Could the solar system, therefore, be an exceptional case? Will we have to revise our ideas about its formation? The most exciting aspect of these discoveries of exoplanets is the search for exoEarths – planets similar in mass to ours, orbiting not far from the parent star: indeed, planets upon which life might well develop.

The challenge for the next twenty years will be to identify these exoEarths and seek signs there of some form of life. Worldwide, more than forty research programmes now exist in this field, and as many more are planned. Searching for other worlds is now a beacon activity among the scheduled tasks for European and American large Earth-based telescopes and space missions. The methods used to detect exoplanets and to analyse the results are very varied, and push modern instruments to their limits.
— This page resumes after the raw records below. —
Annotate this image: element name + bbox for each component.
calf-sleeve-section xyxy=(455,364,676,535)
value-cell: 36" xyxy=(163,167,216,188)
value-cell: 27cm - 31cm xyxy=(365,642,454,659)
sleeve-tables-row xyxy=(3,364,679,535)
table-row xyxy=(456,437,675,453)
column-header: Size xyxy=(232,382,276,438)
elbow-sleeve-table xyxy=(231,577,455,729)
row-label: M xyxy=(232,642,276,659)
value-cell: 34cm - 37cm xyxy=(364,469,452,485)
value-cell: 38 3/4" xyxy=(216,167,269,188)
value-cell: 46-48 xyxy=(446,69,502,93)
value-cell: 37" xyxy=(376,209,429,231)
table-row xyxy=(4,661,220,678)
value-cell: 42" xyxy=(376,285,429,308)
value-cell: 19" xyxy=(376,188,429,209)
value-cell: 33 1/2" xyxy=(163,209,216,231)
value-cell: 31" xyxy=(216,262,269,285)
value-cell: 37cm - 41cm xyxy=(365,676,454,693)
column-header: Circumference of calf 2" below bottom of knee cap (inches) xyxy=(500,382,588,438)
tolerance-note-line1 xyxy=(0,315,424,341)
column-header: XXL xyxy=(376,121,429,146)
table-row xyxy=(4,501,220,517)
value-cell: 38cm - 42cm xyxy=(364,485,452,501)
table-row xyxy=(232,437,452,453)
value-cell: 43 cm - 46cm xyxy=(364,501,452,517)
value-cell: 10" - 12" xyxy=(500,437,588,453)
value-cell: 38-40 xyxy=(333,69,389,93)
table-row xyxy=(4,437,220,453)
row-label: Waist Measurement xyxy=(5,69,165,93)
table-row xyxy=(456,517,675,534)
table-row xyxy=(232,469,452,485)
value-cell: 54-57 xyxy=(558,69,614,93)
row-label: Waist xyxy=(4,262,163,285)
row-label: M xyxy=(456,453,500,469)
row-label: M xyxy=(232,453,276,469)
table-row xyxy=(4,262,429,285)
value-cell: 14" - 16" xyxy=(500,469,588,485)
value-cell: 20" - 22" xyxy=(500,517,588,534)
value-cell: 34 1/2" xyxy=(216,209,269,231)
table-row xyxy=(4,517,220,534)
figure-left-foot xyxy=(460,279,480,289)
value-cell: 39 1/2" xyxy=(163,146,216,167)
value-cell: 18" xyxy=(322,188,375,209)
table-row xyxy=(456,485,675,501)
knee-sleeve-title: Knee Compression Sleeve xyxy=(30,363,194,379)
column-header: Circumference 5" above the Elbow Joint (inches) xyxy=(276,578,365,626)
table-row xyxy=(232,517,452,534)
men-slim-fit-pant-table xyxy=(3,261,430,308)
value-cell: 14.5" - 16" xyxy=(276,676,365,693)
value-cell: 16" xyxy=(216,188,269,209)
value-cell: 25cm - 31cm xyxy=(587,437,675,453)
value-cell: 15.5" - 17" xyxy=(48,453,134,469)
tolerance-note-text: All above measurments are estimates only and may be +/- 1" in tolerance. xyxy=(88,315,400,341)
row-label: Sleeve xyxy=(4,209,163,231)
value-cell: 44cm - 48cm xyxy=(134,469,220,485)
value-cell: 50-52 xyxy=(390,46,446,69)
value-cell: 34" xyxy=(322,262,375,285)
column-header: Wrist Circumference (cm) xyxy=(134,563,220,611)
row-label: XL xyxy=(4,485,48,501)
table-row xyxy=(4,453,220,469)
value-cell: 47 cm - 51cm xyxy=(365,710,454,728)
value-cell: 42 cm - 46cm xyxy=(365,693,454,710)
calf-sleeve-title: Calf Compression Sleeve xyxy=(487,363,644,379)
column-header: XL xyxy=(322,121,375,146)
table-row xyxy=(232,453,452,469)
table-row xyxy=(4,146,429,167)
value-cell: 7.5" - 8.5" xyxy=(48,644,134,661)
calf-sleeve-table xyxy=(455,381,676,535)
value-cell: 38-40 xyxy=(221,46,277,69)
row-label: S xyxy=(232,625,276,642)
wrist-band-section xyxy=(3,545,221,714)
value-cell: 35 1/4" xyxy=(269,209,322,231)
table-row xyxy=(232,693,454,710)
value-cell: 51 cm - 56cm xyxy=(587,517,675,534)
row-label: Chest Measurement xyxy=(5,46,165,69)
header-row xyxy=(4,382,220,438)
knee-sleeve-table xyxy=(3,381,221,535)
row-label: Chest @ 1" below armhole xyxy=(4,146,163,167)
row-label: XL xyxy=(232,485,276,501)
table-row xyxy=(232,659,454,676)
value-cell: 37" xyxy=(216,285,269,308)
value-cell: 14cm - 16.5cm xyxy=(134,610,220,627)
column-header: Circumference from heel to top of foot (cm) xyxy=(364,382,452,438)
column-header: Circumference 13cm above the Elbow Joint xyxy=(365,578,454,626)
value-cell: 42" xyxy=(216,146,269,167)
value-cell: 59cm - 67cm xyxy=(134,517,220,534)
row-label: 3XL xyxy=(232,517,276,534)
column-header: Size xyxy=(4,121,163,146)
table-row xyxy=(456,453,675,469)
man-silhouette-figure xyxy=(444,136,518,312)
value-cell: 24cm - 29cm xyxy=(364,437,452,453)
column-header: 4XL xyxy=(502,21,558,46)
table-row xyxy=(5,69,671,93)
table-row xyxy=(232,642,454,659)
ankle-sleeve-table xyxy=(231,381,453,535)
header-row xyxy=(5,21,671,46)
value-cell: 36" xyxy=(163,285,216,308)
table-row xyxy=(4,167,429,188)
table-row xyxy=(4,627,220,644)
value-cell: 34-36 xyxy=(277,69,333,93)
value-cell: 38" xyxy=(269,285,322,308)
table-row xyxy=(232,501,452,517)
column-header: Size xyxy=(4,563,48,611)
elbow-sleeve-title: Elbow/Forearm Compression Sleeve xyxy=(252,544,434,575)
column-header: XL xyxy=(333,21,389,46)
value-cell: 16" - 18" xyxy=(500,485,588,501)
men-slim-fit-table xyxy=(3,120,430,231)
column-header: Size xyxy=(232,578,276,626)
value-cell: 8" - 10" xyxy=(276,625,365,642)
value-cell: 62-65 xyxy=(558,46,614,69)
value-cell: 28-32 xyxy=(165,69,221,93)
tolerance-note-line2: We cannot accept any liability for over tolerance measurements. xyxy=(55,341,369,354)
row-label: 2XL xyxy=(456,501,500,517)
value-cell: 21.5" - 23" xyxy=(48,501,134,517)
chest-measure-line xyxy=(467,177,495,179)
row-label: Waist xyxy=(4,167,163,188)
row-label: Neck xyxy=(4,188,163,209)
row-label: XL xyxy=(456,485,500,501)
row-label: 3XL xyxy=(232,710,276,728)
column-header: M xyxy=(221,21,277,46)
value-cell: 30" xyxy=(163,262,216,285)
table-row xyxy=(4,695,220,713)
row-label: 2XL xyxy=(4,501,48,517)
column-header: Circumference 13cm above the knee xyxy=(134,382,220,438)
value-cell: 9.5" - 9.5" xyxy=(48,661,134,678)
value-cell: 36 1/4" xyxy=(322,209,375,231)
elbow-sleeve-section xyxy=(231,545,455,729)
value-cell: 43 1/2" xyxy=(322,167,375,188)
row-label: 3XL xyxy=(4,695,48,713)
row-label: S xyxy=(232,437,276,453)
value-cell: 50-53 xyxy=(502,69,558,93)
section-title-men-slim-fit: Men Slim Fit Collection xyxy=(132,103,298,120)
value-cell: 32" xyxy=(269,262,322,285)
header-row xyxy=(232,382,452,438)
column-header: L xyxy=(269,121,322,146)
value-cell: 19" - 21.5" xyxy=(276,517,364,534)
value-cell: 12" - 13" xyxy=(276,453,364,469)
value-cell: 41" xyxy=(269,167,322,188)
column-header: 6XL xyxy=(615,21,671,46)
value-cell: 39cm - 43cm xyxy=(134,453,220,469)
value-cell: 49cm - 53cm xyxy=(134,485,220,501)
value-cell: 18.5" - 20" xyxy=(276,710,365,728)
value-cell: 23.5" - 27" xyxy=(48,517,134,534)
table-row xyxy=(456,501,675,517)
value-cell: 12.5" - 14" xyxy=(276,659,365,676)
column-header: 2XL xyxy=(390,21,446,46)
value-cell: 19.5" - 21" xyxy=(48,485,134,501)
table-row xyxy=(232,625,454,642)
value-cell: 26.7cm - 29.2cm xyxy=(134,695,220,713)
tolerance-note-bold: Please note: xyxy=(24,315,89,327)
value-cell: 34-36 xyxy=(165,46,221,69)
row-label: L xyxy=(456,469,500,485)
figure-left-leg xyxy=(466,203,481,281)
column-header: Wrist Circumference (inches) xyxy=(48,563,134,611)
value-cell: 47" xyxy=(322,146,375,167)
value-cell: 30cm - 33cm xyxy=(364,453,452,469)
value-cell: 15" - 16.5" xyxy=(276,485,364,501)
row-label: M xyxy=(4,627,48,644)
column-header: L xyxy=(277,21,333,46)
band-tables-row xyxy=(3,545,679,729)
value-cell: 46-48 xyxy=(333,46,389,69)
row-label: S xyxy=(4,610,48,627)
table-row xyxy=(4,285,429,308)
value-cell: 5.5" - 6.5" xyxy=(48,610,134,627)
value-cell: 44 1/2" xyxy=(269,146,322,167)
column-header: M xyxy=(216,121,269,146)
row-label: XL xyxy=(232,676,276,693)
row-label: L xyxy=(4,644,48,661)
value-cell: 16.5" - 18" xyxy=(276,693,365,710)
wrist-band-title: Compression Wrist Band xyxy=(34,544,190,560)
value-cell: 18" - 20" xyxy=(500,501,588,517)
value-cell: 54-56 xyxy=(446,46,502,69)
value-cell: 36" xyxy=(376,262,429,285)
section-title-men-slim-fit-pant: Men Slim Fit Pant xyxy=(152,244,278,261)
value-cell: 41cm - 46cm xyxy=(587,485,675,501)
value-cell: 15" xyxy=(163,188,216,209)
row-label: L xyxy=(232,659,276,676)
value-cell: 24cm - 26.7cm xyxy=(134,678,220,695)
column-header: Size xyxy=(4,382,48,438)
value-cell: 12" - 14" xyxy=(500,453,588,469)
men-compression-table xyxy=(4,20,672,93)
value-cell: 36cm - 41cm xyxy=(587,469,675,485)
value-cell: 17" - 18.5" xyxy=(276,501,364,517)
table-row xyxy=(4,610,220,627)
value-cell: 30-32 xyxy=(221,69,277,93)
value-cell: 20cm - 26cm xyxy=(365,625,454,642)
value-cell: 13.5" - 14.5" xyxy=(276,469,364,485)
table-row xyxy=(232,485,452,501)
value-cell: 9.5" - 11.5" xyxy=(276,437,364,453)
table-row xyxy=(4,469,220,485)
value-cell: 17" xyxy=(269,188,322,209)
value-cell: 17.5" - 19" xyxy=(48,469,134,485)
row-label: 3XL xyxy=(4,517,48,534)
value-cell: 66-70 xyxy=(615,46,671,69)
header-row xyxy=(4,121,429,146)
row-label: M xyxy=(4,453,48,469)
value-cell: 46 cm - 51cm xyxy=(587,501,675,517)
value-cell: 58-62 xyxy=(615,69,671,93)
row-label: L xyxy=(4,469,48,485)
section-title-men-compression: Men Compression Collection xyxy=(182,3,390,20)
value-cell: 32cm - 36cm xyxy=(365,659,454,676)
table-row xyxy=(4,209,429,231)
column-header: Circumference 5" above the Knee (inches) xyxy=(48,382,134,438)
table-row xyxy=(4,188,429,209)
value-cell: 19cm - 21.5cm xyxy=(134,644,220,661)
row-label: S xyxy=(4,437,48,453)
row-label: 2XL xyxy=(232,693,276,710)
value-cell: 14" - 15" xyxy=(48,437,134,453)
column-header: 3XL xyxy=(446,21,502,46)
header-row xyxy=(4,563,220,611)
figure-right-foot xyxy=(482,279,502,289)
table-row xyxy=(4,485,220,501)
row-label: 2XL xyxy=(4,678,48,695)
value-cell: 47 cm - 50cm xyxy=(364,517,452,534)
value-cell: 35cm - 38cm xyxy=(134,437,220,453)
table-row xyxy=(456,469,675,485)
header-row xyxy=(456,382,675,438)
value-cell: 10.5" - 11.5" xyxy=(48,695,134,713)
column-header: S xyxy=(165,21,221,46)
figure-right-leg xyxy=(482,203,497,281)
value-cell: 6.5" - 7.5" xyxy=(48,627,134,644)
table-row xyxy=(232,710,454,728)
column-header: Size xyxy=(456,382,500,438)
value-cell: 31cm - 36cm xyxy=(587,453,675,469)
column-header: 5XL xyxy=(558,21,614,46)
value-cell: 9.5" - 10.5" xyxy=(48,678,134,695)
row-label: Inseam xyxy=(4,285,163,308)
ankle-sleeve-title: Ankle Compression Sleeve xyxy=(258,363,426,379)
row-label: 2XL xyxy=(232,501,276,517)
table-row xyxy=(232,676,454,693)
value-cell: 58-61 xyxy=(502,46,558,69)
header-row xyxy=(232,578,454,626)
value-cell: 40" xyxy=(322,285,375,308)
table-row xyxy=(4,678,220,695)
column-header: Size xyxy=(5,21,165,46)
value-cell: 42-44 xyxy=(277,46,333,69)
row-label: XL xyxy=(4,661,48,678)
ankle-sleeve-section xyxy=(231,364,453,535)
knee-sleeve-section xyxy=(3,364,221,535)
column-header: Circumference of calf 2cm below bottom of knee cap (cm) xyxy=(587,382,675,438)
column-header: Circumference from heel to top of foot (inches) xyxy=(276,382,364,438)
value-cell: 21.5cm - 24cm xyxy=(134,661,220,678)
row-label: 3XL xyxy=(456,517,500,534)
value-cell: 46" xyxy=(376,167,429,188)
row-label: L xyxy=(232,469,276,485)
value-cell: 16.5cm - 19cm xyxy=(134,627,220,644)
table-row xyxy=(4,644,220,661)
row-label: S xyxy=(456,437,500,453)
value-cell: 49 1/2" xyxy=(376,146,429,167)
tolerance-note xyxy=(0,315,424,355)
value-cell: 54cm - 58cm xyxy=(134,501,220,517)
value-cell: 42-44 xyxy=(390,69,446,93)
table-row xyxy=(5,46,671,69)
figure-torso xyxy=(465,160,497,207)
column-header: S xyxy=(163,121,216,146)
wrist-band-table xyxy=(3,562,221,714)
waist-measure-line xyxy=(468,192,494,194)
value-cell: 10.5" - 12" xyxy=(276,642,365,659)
The study of exoEarths will require extraordinary telescopes, using innovative techniques, most of which have only recently been introduced. As far as space missions are concerned, the COROT satellite for searching extrasolar planets was launched in December 2006, there are several missions which are dedicated to the search for water on Mars, and later missions will be searching for traces of any life which may once have emerged on that planet.

In 2006 the first cold exoEarth, with a mass almost six times that of Earth, was detected in orbit..

The detection and study of these extrasolar worlds has become a very dynamic and fast-moving aspect of astronomy – a situation which presents a certain challenge to the authors of any up-to-the-minute book on the subject! There are, at the moment, no hard and fast conclusions to be drawn. In the summer of 2004 it seemed reasonable to state that direct imaging of an extrasolar planet would not be possible for at least a decade – yet the first probable image of such a planet was published in September 2004 and confirmed in April 2005!

The number of exoplanets detected increases all the time, and the record for ‘the least massive planet yet discovered’ is regularly broken. In 2006 the first cold exoEarth, with a mass almost six times that of Earth, was detected in orbit around a small M-type star. Nevertheless, we decided to accept the challenge of exploring this subject. The major results obtainable with current instrumentation are understood, and the main questions are tabled.

The next step forward will be taken by spaceborne instruments onboard the Franco-European COROT mission and the American Kepler mission (2008). In may 2014 NASA announced that it had extended its Kepler Mission programme.

What surprises might extrasolar planets yet hold in store for us?